When law professors ‘Re-Kant’
There is a famous quote about living long enough to see one’s heroes proving themselves ordinary. I’m not quite sure how it goes anymore but it must be something about living long enough to see renowned professors of constitutional law turning their backs on the jurisprudential foundations of their life’s work in their twilight years. Or how else does one describe the various dicta of Professor Itse Sagay, Chairman of the Presidential Advisory Committee Against Corruption, since his appointment in 2015?
In his most recent interview, in August 2017, the following quote was attributed to him, in response to a question about media trials – “Our attitude to media trial is that we will ‘media try’. We will try them in the media; the money they stole is not anonymous so they cannot be anonymous. If we say so much has been looted, we must name the person who looted it.” The interviewer’s question had referred to Professor Sagay’s professional background and the constitutional presumption of innocence. When reminded again, Professor Sagay is reported to have answered, “Let them sue for defamation.” … [and prove themselves innocent], that sentence might conclude.
Professor Sagay’s committee has also purported to hand sentencing guidelines to the judiciary, on matters of corruption. The extent to which the judiciary has followed the guidelines is unclear but it smacks of a certain something when an advisory body of the executive looks to fetter the independence of the judiciary in this way. He has been quoted as advocating the suspension of the constitution to enable the President properly fight corruption as well as punishments for lawyers who “frustrate” corruption trials. For lawyers to whom the words and thoughts of Professor Sagay were quoted as authoritative on more than a few topics in their days as students, it has been hard to reconcile the academic with the political appointee.

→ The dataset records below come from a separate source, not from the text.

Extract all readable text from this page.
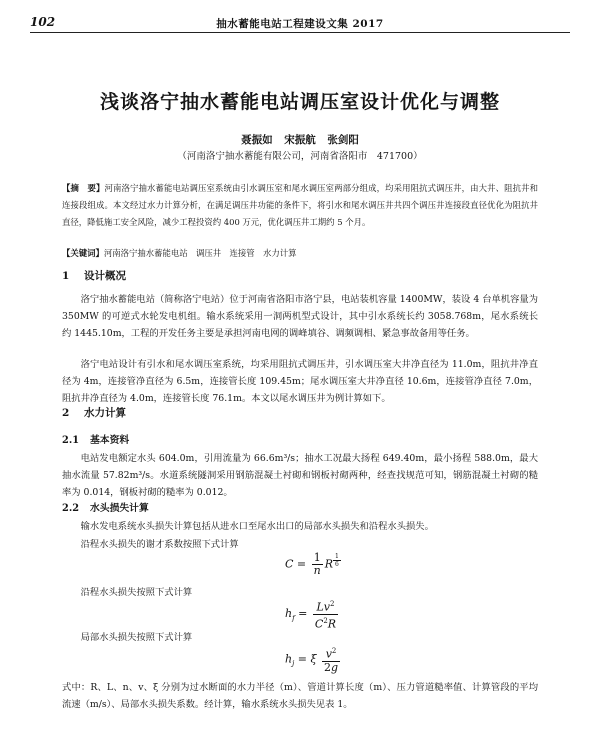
102	抽水蓄能电站工程建设文集 2017
浅谈洛宁抽水蓄能电站调压室设计优化与调整
聂振如 宋振航 张剑阳
（河南洛宁抽水蓄能有限公司，河南省洛阳市　471700）
【摘　要】河南洛宁抽水蓄能电站调压室系统由引水调压室和尾水调压室两部分组成，均采用阻抗式调压井，由大井、阻抗井和连接段组成。本文经过水力计算分析，在满足调压井功能的条件下，将引水和尾水调压井共四个调压井连接段直径优化为阻抗井直径，降低施工安全风险，减少工程投资约 400 万元，优化调压井工期约 5 个月。
【关键词】河南洛宁抽水蓄能电站　调压井　连接管　水力计算
1 设计概况
洛宁抽水蓄能电站（简称洛宁电站）位于河南省洛阳市洛宁县，电站装机容量 1400MW，装设 4 台单机容量为 350MW 的可逆式水轮发电机组。输水系统采用一洞两机型式设计，其中引水系统长约 3058.768m，尾水系统长约 1445.10m，工程的开发任务主要是承担河南电网的调峰填谷、调频调相、紧急事故备用等任务。
洛宁电站设计有引水和尾水调压室系统，均采用阻抗式调压井，引水调压室大井净直径为 11.0m，阻抗井净直径为 4m，连接管净直径为 6.5m，连接管长度 109.45m；尾水调压室大井净直径 10.6m，连接管净直径 7.0m，阻抗井净直径为 4.0m，连接管长度 76.1m。本文以尾水调压井为例计算如下。
2 水力计算
2.1 基本资料
电站发电额定水头 604.0m，引用流量为 66.6m³/s；抽水工况最大扬程 649.40m，最小扬程 588.0m，最大抽水流量 57.82m³/s。水道系统隧洞采用钢筋混凝土衬砌和钢板衬砌两种，经查找规范可知，钢筋混凝土衬砌的糙率为 0.014，钢板衬砌的糙率为 0.012。
2.2 水头损失计算
输水发电系统水头损失计算包括从进水口至尾水出口的局部水头损失和沿程水头损失。
沿程水头损失的谢才系数按照下式计算
$C = \frac{1}{n}$ R $^{\frac{1}{6}}$
沿程水头损失按照下式计算
$h_f = \frac{Lv^2}{C^2R}$
局部水头损失按照下式计算
$h_j = \xi \frac{v^2}{2g}$
式中：R、L、n、v、ξ 分别为过水断面的水力半径（m）、管道计算长度（m）、压力管道糙率值、计算管段的平均流速（m/s）、局部水头损失系数。经计算，输水系统水头损失见表 1。
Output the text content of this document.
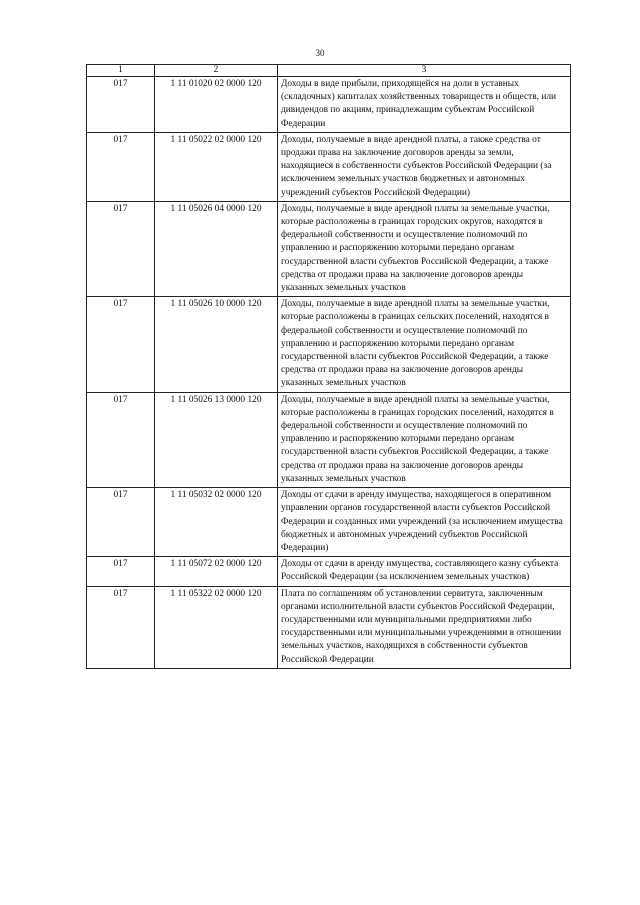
30
1	2	3
017	1 11 01020 02 0000 120	Доходы в виде прибыли, приходящейся на доли в уставных (складочных) капиталах хозяйственных товариществ и обществ, или дивидендов по акциям, принадлежащим субъектам Российской Федерации
017	1 11 05022 02 0000 120	Доходы, получаемые в виде арендной платы, а также средства от продажи права на заключение договоров аренды за земли, находящиеся в собственности субъектов Российской Федерации (за исключением земельных участков бюджетных и автономных учреждений субъектов Российской Федерации)
017	1 11 05026 04 0000 120	Доходы, получаемые в виде арендной платы за земельные участки, которые расположены в границах городских округов, находятся в федеральной собственности и осуществление полномочий по управлению и распоряжению которыми передано органам государственной власти субъектов Российской Федерации, а также средства от продажи права на заключение договоров аренды указанных земельных участков
017	1 11 05026 10 0000 120	Доходы, получаемые в виде арендной платы за земельные участки, которые расположены в границах сельских поселений, находятся в федеральной собственности и осуществление полномочий по управлению и распоряжению которыми передано органам государственной власти субъектов Российской Федерации, а также средства от продажи права на заключение договоров аренды указанных земельных участков
017	1 11 05026 13 0000 120	Доходы, получаемые в виде арендной платы за земельные участки, которые расположены в границах городских поселений, находятся в федеральной собственности и осуществление полномочий по управлению и распоряжению которыми передано органам государственной власти субъектов Российской Федерации, а также средства от продажи права на заключение договоров аренды указанных земельных участков
017	1 11 05032 02 0000 120	Доходы от сдачи в аренду имущества, находящегося в оперативном управлении органов государственной власти субъектов Российской Федерации и созданных ими учреждений (за исключением имущества бюджетных и автономных учреждений субъектов Российской Федерации)
017	1 11 05072 02 0000 120	Доходы от сдачи в аренду имущества, составляющего казну субъекта Российской Федерации (за исключением земельных участков)
017	1 11 05322 02 0000 120	Плата по соглашениям об установлении сервитута, заключенным органами исполнительной власти субъектов Российской Федерации, государственными или муниципальными предприятиями либо государственными или муниципальными учреждениями в отношении земельных участков, находящихся в собственности субъектов Российской Федерации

Corruption is quite clearly a massive problem for the government. Many might argue that it was one of the main reasons the previous administration lost the elections to the current one. But, surely, what the President was looking for when he appointed a law professor of such pedigree was advice on working better within the current legal framework and charting the path to plugging the gaps that exist? Or was it a total abrogation of the legal order?
But corruption is killing us, many might argue, fervently, and we need to think outside the box to kill it. Time and history have shown however, that the true test of whether or not such presidential super-powers are appropriate is if people would be just as happy for the next office holder, who we like much less, to wield those same powers. See how Americans suddenly disapprove of executive orders under President Trump but much less so under President Obama, for example.
It was President Obama who said that Africa needs strong institutions, not strong men. For some reason though, many Africans seem to be hung up on the idea of a benevolent dictator being the answer to the African country’s problems. Professor Sagay’s current thesis seems to be that only with the suspension of civil liberties and extra-constitutional empowerment of President Buhari that corruption can be dealt with. Well, at least while he was healthy. His recent poor health has shown the danger in making any one-man emperor.
And even if he was healthy and could somehow be President without real term limits like, say, President Kagame in Rwanda, no President lives forever. As my friend Andy Obuoforibo pointed out online recently, give the African ‘benevolent’ dictator enough time and you will end up with a Museveni or Mugabe. Perhaps it’s only the ones whose names begin with the letters M and U.
Be that as it may, institutions outlive people and it is probably for its contribution (or lack thereof) to the corruption-fighting institutions of the state, that Professor Sagay and his Committee will be remembered. He is quoted in the same August 2017 interview as saying the Committee has facilitated several training exercises for judiciary staff, as well as those of the EFCC and the ICPC. However, within this broader framework, there exists, for example, the team that sought to prosecute the Senate President with 3 ineffectual witnesses.
As President Buhari himself would tell Professor Sagay, even with a military panel constituted under autocratic decree, in the absence of useful evidence, sometimes you need 3 bites at the apple to secure a conviction. In other words, there’s a lot more work to be done before we consider dispensing with Bentham, Kant and Montesquieu’s philosophies in our country’s jurisprudence.